Em primeiro lugar, os líderes mundiais devem comprometer-se com a eliminação progressiva do uso de combustíveis fósseis, com o objetivo explícito de manter 90% das reservas comprovadas de carvão, um terço das reservas de petróleo, e metade das reservas de gás no subsolo. Os governos devem também acabar com os subsídios públicos para o carvão e outros combustíveis fósseis, o mais rapidamente possível, dentro dos próximos anos, garantindo ao mesmo tempo que as comunidades mais pobres e vulneráveis não sofrem um aumento dos preços da energia.
Além disso, os governos por todo o mundo deverão manter as empresas produtoras de carvão e outros combustíveis fósseis responsáveis pelos danos ambientais que os seus produtos causado, inclusive através de uma taxa sobre a extração para financiar o Mecanismo de Varsóvia sobre Perdas e Prejuízos, ao abrigo da Convenção-Quadro das Nações Unidas sobre as Alterações Climáticas.

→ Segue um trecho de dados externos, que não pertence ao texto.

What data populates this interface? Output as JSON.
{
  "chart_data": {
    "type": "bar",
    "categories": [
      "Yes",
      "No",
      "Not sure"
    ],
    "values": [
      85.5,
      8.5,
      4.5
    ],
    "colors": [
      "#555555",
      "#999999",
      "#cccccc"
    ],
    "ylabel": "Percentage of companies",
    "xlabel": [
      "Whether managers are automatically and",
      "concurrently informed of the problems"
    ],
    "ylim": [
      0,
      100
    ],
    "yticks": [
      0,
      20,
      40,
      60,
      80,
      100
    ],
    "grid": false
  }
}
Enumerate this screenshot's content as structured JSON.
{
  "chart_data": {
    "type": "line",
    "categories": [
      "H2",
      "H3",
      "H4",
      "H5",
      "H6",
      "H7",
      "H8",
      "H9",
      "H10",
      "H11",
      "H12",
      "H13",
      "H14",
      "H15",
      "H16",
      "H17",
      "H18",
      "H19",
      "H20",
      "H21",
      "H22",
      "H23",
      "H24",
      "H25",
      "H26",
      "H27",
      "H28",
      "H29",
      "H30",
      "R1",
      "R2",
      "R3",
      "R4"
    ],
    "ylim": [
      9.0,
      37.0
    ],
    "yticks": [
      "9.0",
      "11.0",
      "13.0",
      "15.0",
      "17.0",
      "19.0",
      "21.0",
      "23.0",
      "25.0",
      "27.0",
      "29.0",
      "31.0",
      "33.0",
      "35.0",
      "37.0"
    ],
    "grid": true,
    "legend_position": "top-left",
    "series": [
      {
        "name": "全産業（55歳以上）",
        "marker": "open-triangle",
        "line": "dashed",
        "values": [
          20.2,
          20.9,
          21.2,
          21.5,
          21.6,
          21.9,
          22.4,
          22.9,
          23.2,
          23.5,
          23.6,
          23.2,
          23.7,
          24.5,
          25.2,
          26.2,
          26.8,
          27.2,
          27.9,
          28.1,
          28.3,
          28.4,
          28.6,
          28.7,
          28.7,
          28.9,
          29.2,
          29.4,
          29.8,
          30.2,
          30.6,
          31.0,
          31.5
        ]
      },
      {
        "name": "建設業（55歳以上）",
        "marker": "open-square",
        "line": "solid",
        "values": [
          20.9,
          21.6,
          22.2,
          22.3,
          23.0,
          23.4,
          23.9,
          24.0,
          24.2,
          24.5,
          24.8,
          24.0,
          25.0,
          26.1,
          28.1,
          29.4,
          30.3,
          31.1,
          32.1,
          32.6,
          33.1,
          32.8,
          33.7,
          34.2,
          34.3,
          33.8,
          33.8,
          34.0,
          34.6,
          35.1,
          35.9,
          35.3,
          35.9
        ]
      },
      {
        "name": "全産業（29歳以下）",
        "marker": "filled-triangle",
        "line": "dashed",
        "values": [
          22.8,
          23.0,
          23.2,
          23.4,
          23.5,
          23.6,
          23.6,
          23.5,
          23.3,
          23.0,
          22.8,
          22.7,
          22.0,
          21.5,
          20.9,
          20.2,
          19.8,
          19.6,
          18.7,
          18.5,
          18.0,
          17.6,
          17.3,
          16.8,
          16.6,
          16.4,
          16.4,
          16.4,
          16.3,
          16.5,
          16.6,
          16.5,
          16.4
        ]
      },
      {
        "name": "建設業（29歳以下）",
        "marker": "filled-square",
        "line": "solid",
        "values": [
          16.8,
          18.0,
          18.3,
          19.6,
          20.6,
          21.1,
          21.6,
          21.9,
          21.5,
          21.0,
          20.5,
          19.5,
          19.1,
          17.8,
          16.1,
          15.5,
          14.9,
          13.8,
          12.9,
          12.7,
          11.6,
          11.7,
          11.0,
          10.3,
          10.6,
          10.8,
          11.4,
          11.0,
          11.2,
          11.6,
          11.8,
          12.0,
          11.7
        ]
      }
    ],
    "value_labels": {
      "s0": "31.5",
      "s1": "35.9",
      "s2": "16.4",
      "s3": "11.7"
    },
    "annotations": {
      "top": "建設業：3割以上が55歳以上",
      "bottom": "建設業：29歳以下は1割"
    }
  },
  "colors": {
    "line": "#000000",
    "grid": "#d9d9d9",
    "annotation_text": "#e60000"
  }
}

O direito internacional - em particular, o princípio do "poluidor-pagador", a regra de "não-agressão", e o direito de indemnização – suportam tal sistema.
Finalmente, para enfrentar a pobreza energética, os líderes mundiais devem ampliar o financiamento para projetos de energia renovável e descentralizada, incluindo através de uma tarifa de injeção na rede financiada globalmente para mini-redes de energia renováveis nos países em desenvolvimento.
O sucesso das empresas que exploram combustíveis fósseis na salvaguarda dos seus próprios interesses veio à custa de impactes para o ambiente e da saúde humana. Está na hora de rever o sistema de energia global – a começar por manter no subsolo a maioria das reservas de carvão e outros combustíveis fósseis.